We knew when we moved to Maine winters would be cold and snowy. Bill and I like cold and snowy. And we got it good about 5 days ago. It was -17; with wind chill, -40. But as long as the wind doesn’t blow out the power, we are happy and cozy with books, blankets, and moonlight lighting up the falling snow. Next morning, cocoa, pancakes, sausages and eggs fuel our energies for painting, writing, and reading. My homemade bread, toasted, spread with Jason’s jam (my Washington state son grows and cans a variety, sends us yummy jars that never seem to last long enough).
A harmony comes with the cold. A sacred solitude. No one will come. No phone calls. No errands. Only solemn stillness. Quiet days and nights allow ideas to flow. Bill and I write in our own individual styles in our own individual spaces–he squirreled upstairs in his den, me in an old leather chair by the Tiffany lamp in the corner of our tiny living room. Sometimes we share what comes to each of us. I find poems pop into thought and then words appear in my journal or computer. Recently these words have danced onto canvas, mixed with oil paint blending two art forms into one. It is an exciting adventure that silent snow days invite. Creativity begins in silence. I love it. Life happens. It is a time when new ideas are born. To be the receiver of such ideas is a bestowal I never take lightly. What arrives anchors me and asks to be shared. It is a time of thinking, pondering, listening, accepting, appreciating, learning.
At times I have painted winter scenes, viewed warmly inside from windows. Other times I’ve donned coat, hat, and scarf, and found some sheltered spot outdoors, painting in the weather for as long as I could take the nearly freezing temperatures, to capture the scene before me. Feeling the snow, not merely observing it, helps the scene appear most accurately on paper or canvas.
Though it is February, this year my new work is not realistic winter scenes. Yet, somehow, it reflects winter’s thoughtful solemnity. I am curiously enthusiastic about where these fresh paintings will take me, what they will reveal, what they have to say. Though started in recent weeks, they will not be finished for many months. It will take many layers and mediums to complete these large pieces (and oil paint must dry for nearly a year). Though there is not a speck of snow or frosted pine to be seen in these works, they are becoming a winter gift. Abstract, and with words, they express winter without what the senses see or feel. I eagerly watch where they want to go, how they will express what they tell me.

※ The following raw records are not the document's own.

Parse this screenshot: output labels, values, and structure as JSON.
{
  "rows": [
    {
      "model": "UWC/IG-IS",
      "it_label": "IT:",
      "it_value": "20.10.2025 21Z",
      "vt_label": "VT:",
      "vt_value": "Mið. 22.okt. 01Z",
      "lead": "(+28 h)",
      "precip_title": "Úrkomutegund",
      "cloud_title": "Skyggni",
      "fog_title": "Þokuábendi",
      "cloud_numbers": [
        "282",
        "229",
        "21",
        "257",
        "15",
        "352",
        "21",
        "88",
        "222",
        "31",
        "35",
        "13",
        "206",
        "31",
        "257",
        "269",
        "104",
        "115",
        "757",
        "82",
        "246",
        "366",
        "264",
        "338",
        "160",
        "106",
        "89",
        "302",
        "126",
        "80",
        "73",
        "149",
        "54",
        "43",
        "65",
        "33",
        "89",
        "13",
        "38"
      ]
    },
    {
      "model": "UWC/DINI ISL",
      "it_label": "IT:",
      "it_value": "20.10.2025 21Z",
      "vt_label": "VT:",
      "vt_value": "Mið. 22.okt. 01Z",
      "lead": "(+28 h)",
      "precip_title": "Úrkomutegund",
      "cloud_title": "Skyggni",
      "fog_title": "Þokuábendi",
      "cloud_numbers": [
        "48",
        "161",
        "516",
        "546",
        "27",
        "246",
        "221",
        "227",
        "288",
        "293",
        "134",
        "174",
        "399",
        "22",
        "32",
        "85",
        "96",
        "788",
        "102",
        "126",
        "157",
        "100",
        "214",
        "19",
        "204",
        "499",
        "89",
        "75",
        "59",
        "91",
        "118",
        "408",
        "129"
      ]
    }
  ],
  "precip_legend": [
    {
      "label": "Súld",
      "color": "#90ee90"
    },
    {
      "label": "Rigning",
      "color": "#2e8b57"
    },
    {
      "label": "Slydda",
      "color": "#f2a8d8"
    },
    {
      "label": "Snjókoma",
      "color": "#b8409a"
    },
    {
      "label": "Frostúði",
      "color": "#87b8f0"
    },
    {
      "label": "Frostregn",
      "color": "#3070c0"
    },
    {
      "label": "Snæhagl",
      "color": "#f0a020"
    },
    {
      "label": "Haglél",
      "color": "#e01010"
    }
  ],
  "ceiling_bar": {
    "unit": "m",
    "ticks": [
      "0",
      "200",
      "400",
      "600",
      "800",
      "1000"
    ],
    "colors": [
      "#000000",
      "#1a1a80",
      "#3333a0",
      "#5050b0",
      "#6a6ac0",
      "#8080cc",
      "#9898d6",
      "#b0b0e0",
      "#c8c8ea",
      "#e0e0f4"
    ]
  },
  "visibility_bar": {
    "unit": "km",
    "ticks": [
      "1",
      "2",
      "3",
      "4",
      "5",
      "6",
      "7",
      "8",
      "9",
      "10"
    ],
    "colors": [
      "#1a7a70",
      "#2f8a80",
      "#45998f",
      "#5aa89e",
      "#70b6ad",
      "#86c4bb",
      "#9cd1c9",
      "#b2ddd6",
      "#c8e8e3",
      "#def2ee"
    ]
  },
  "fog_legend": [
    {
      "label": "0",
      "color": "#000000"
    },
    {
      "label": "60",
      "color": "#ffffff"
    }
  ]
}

Though excited about this new winter work, I do still appreciate my older paintings of snow-clad trees seen from a kitchen window, or frosty outdoor scenes that I managed to capture with frigid fingers one brave day. They capture the season.
What winter solitude gives me now is seasonless. It provides the perfect atmosphere in which to work spiritually. Deeper meaning than mere subject matter takes hold. Dictates of form drop away in favor of soul-directed expression. Ideas about life and being are born to thought and find their way to canvas. They go beyond appearances, beyond the senses. Lines and shapes convey more than sight suggests. Coupled with words and the movement of marks and hues, dark and light, deep meaning shines through. And if I work at it diligently, listening always, then the work is born with self-less purpose and beauty. One day when one of these new pieces is finished, I’ll share it with you.
Artwork: Snow Day, framed watercolor, approx. 30″ x 26″. I no longer have this piece; it was painted about a dozen years ago from my kitchen window and sold from my gallery, Shawnee Falls Studio, Gallery & Guesthouse.